Nested relationships
with() handles deeply nested relationships using dot notation. If a post belongs to an author, and that author belongs to a company, you can load all three levels in one shot:
// Load posts → authors → companies in 3 queries total $posts = Post::with('author.company')->get(); // Load multiple relationships at once $posts = Post::with(['author', 'tags', 'comments'])->get(); // Mix of both $posts = Post::with([ 'author.company', 'tags', 'comments.user', ])->get(); The number of queries is always equal to the number of distinct relationships being loaded, not the number of records. Loading three separate relationships for 1,000 posts costs exactly 4 queries (1 for posts + 3 for relationships).
Advanced patterns
1. Lazy eager loading
Already have a collection and realise you forgot a relationship? Use load() to eager-load it after the fact, without re-fetching the posts:
$posts = Post::all(); // Already fetched
// Load author relationship on the existing collection
$posts->load('author');
2. Conditional eager loading
You can apply constraints to the eager-loaded relationship — for example, only load published comments:
$posts = Post::with([ 'comments' => function ($query) { $query->where('approved', true) ->latest(); }, ])->get(); 3. Counting without loading
If you only need the count of related records (not the records themselves), withCount() adds a _count attribute without pulling all the data into memory:
$posts = Post::withCount('comments')->get(); foreach ($posts as $post) { echo $post->comments_count; // No extra queries } 4. Enforcing eager loading globally
In Laravel 8+, you can prevent lazy loading entirely in your AppServiceProvider. This throws an exception any time your app tries to lazy-load a relationship in development, forcing you to catch N+1 problems before they reach production:
use Illuminate\Database\Eloquent\Model; public function boot(): void { // Throw an exception when lazy loading in development Model::preventLazyLoading(!app()->isProduction()); } Use with care
preventLazyLoading() is aggressive — it will break any part of your application that relies on lazy loading. Enable it on a feature branch first and fix the errors one by one before committing to your main branch.
Detecting N+1 in your app
The best tools for finding N+1 problems in existing Laravel applications:
| Tool | How it helps | Best for |
|---|---|---|
| Laravel Debugbar | Shows every query fired per request with timing, in a browser toolbar | Development — spot the 50 identical queries instantly |
| Telescope | Laravel’s official debugging dashboard; logs queries, jobs, mail, and more | Local & staging environments |
| DB::listen() | Hook into every query programmatically; log or count them yourself | Custom alerting, CI checks |
| preventLazyLoading() | Throws an exception whenever lazy loading is triggered | Enforcement during development |
The tell-tale sign in Debugbar: you’ll see dozens of identical queries with only the WHERE id = ? value changing. That pattern, repeated N times, is a confirmed N+1.
Summary & cheat sheet
The N+1 problem is one of the most common performance issues in Laravel, but also one of the easiest to fix.
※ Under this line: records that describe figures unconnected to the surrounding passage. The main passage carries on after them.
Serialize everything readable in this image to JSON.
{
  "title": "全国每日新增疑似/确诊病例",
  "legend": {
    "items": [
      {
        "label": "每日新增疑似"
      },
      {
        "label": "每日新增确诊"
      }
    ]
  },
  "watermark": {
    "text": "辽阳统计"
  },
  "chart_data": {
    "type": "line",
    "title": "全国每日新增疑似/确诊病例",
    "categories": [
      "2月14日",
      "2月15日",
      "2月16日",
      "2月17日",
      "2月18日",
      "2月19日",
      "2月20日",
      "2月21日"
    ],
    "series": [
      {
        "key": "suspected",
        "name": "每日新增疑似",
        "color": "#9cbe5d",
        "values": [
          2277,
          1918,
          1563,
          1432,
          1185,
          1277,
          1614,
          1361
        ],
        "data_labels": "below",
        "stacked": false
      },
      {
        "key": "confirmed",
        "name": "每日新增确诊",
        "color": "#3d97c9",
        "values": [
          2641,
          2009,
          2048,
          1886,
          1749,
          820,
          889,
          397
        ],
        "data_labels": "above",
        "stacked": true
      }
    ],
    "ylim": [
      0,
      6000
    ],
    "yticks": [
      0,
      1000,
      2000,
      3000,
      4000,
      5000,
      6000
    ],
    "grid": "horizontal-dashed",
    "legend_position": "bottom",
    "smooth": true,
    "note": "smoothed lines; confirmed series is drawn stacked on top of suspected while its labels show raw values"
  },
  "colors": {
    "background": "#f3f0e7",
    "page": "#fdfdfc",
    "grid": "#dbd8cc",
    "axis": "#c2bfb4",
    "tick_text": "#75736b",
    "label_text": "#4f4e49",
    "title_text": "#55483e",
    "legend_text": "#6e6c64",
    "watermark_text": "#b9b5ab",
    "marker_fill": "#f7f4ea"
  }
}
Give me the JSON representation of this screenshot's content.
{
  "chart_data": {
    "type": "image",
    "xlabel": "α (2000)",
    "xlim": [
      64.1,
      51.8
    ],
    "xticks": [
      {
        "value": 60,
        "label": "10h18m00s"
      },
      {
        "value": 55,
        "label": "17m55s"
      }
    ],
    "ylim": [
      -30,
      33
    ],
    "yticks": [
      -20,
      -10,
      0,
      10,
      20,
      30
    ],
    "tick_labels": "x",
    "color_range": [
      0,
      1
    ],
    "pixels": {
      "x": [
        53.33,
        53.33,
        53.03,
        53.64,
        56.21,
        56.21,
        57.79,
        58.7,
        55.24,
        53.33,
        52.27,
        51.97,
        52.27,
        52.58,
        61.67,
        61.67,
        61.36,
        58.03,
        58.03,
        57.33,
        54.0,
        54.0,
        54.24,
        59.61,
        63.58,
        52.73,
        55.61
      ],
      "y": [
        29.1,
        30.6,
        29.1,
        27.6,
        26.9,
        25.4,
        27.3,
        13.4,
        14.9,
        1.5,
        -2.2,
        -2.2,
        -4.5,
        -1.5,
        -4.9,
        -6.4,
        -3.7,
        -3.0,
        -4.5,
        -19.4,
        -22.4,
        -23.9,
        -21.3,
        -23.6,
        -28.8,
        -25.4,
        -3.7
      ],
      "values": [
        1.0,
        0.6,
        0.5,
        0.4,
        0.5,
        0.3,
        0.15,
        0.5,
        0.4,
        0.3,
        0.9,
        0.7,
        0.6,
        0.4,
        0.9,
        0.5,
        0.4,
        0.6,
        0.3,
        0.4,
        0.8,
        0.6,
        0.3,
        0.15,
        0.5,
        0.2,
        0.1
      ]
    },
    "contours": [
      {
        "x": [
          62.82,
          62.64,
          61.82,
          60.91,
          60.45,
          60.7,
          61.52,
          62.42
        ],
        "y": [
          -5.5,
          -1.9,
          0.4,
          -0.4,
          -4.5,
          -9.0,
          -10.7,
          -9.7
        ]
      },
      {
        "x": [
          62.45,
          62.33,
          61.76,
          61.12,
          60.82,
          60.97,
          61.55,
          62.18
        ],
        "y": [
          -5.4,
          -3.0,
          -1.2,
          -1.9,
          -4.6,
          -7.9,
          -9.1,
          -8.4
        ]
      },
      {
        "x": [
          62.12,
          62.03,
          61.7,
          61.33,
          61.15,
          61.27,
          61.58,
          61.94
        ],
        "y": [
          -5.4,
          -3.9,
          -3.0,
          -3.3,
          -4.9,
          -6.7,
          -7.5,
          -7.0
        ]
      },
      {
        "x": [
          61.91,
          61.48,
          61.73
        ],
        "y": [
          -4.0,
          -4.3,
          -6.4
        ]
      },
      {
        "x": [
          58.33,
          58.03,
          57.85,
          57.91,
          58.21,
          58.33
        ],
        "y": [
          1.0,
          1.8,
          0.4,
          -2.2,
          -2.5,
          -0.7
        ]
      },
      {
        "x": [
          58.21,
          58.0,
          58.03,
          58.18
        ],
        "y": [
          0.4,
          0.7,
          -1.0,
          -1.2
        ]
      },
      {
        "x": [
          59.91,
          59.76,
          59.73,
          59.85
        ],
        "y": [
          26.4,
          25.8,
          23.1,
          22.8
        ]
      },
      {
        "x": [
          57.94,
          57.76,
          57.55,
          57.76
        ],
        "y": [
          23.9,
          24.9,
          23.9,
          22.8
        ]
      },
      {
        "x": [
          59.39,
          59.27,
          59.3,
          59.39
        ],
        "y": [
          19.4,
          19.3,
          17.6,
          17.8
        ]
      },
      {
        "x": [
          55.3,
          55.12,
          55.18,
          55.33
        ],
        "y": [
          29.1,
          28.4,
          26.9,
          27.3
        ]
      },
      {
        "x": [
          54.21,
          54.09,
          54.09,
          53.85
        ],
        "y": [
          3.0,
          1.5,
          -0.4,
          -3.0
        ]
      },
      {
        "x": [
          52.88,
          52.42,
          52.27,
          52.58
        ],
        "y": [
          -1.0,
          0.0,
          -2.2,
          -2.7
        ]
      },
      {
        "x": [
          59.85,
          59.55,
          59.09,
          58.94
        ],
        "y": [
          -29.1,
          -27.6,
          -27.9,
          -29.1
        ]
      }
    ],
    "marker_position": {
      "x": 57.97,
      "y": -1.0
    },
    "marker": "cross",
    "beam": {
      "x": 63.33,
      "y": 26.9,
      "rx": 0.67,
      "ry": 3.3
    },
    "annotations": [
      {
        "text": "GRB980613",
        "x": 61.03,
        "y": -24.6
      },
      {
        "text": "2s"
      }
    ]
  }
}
Here’s everything you need to remember:

Quick reference
// Single relationship
Post::with('author')->get();
// Multiple relationships
Post::with(['author', 'tags', 'comments'])->get();
// Nested relationship (dot notation)
Post::with('author.company')->get();
// With constraint on the relationship
Post::with(['comments' => fn($q) => $q->where('approved', true)])->get();
// Count without loading
Post::withCount('comments')->get();
// Eager load after the fact
$posts->load('author');
// Prevent lazy loading in dev
Model::preventLazyLoading(!app()->isProduction());
The rule of thumb: If you’re looping over a collection and touching a relationship inside the loop, you almost certainly need with(). When in doubt, open Laravel Debugbar and count the queries. Identical queries firing in sequence is the smoking gun.